10 Summer Blockbuster Movies That Should Never Have Happened
3. The Da Vinci Code
Dan Brown’s potboiler sold 80 million copies and this hacked out adaptation made $758 million worldwide, so if you’re one of the three people who doesn’t know the story, it involves a treasure hunt where the prize is Audrey Tautou, the last living descendant of Jesus Christ. This secret is of such Earth shattering importance that in order to stop Tom Hanks from discovering it, a shadowy organization hires a monk-turned-hitman who looks like an albino Barney Rubble.
For all the chases, intrigue and supposedly blasphemous revelations there’s very little that’ll stick in your mind. The movie has no use for decent staging or cinematography, and there’s a noticeable lack of chemistry between the leads, but if you remember the film for anything, it’ll be how clunky it all is.

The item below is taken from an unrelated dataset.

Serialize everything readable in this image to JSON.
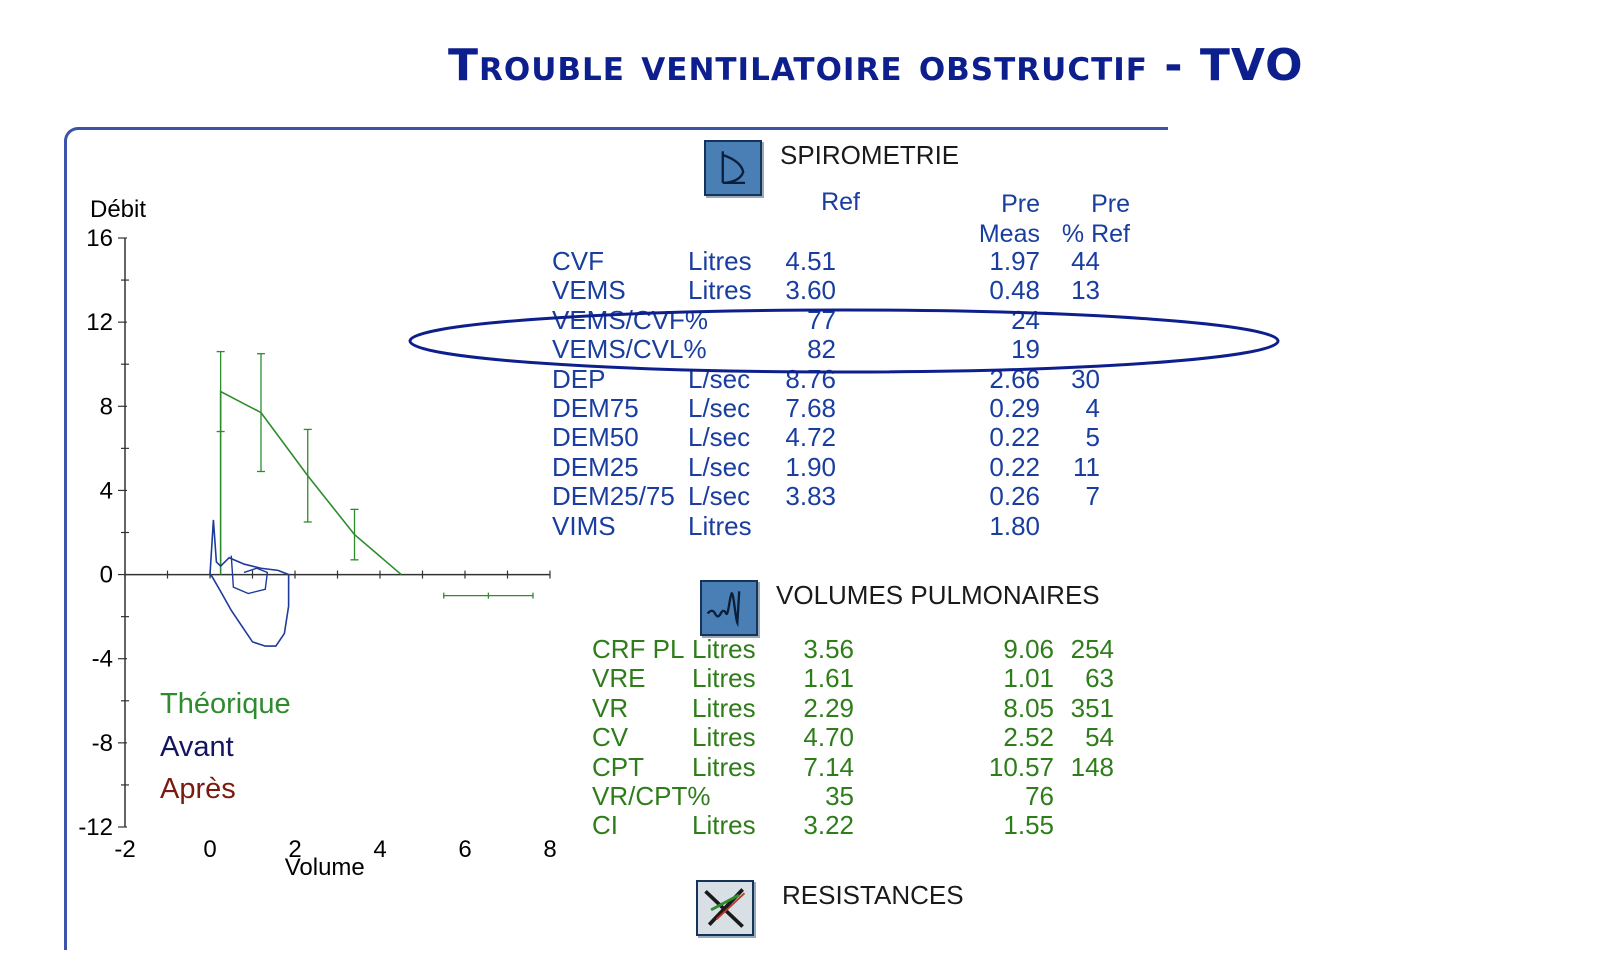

Ian McKellan spins a long story involving The Priory (not, it must be said, the London rehab clinic), Constantine, Jesus and Da Vinci’s The Last Supper, which by the way shows Mary Magdalene sitting next to Christ, thus proving beyond doubt that they were man and wife. This is interrupted when Barney Rubble appears, but even though his targets are Forrest Gump, Gandalf and Amelie, they still overpower him, at which point Hanks says they need to leave. “Well,” McKellan says, “actually, I do have a plane.”